Apologies from the Catholic Church followed the final submissions into historical abuse at Christchurch’s Marylands school.

More than 30 witnesses gave evidence to the Commission of Inquiry into Abuse in Care – many survivors, some experts and some senior members of the Catholic Church.

In her closing statement, lawyer Sally McKechnie, who represented New Zealand’s Catholic bishops and leaders at the hearing, repeated their apologies for what happened at the school.

“This harm should never have happened and it is a great shame and deep regret to the Church that it has”.

She went on to acknowledge the courage of survivors who had shared their experiences with the inquiry.

“The brothers and the Church have heard their pain, and they have heard the anger, and frustrations.

“That Marylands was a place of sexual, physical and psychological abuse was horrific and the Church apologises to you, survivors, to your families, whānau and to the hundreds of co-workers who worked in these institutions”.

The Church does not want to question the evidence of survivors, McKechnie stressed.
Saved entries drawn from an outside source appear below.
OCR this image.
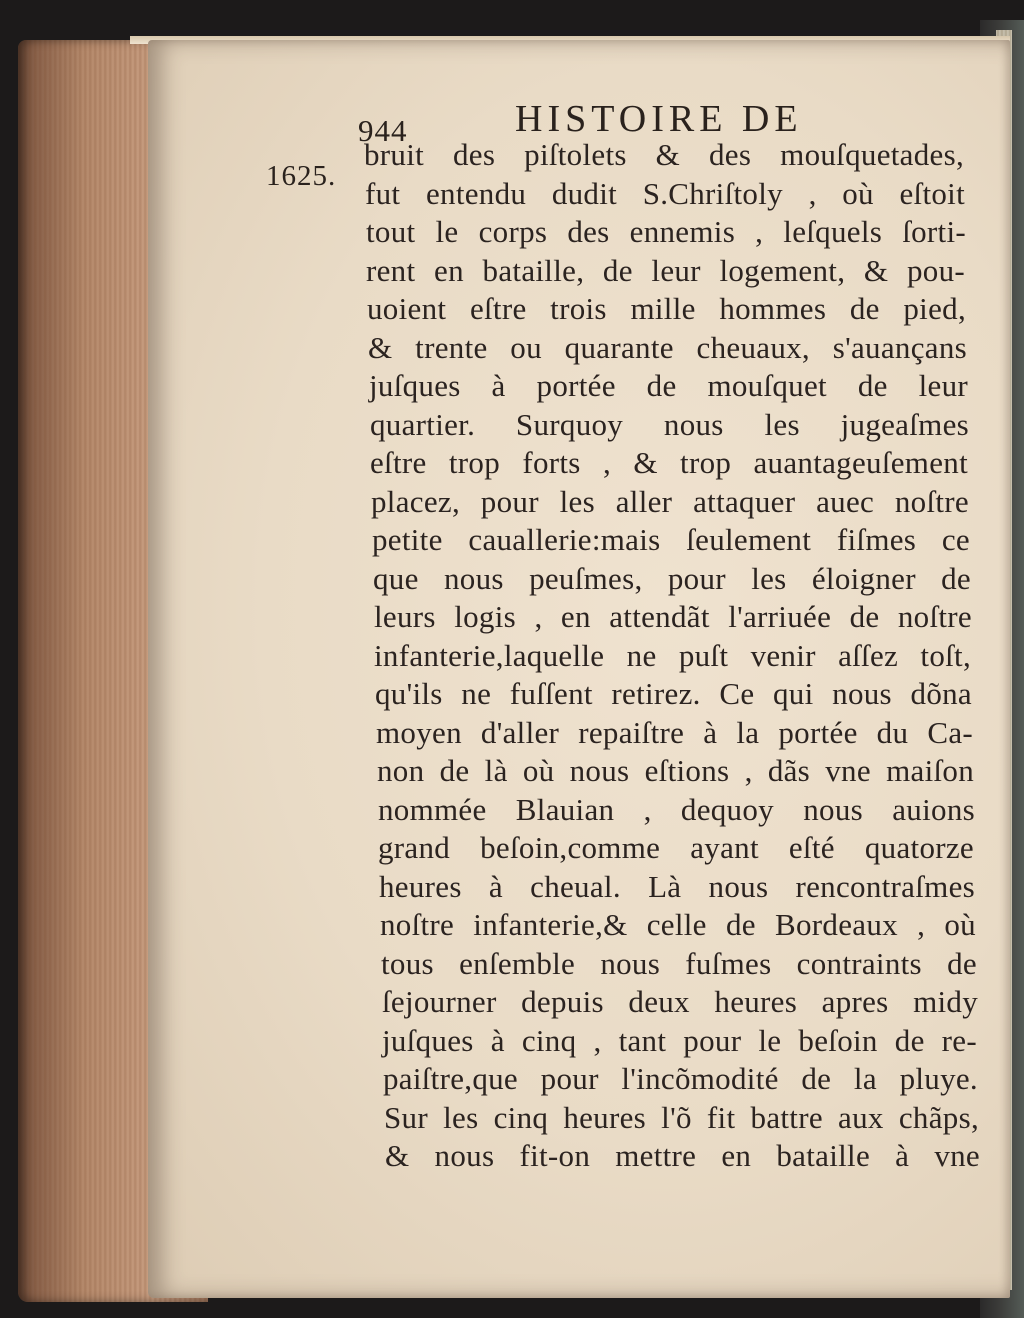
944	HISTOIRE DE
1625.
bruit des piſtolets & des mouſquetades,
fut entendu dudit S.Chriſtoly , où eſtoit
tout le corps des ennemis , leſquels ſorti-
rent en bataille, de leur logement, & pou-
uoient eſtre trois mille hommes de pied,
& trente ou quarante cheuaux, s'auançans
juſques à portée de mouſquet de leur
quartier. Surquoy nous les jugeaſmes
eſtre trop forts , & trop auantageuſement
placez, pour les aller attaquer auec noſtre
petite cauallerie:mais ſeulement fiſmes ce
que nous peuſmes, pour les éloigner de
leurs logis , en attendãt l'arriuée de noſtre
infanterie,laquelle ne puſt venir aſſez toſt,
qu'ils ne fuſſent retirez. Ce qui nous dõna
moyen d'aller repaiſtre à la portée du Ca-
non de là où nous eſtions , dãs vne maiſon
nommée Blauian , dequoy nous auions
grand beſoin,comme ayant eſté quatorze
heures à cheual. Là nous rencontraſmes
noſtre infanterie,& celle de Bordeaux , où
tous enſemble nous fuſmes contraints de
ſejourner depuis deux heures apres midy
juſques à cinq , tant pour le beſoin de re-
paiſtre,que pour l'incõmodité de la pluye.
Sur les cinq heures l'õ fit battre aux chãps,
& nous fit-on mettre en bataille à vne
Rather, it wants to “learn how the church can ensure that proper redress and healing takes place for survivors of abuse”.

Doing so, however, won’t be without challenges, she said.

The fact some survivors want a close and supportive relationship with the church while others do not want any at all makes it ‘very challenging’ to implement a fair and effective model of redress, she said.

McKechnie said a further challenge was to determine how to provide effective financial redress, as some survivors said they had little if any of the money they received as redress payment left.

Payments had to be delivered in a way that gave survivors the freedom to choose how they wanted to spend the money, while balancing that with the need to provide them long-term support, she explained.

While the Church has since implemented additional processes around abuse and safeguarding, ‘there is clearly still work to do’ she said.

Earliler, Catholic Archbishop Paul Martin offered a heartfelt apology to the Commission earlier last week in his role as the current Apostolic Administrator of the Diocese of Christchurch.

“I want to apologise and I want to convey the deep sadness that I feel and I know our Catholic people do as well, because this was an institution that was supported by the community – and to know what we thought we were supporting was not actually doing what it should have been doing,” he said.

“It is a cause of deep shame and sorrow”.

Martin said the Church wanted to be better.

“We don’t have these institutions anymore. We do take it very seriously and do want to try to be better now and into the future”.

Martin, the current Apostolic Administrator of the Diocese of Christchurch, accepts that survivors want the church to take responsibility for historical abuse cases and not just leave it to the particular order involved.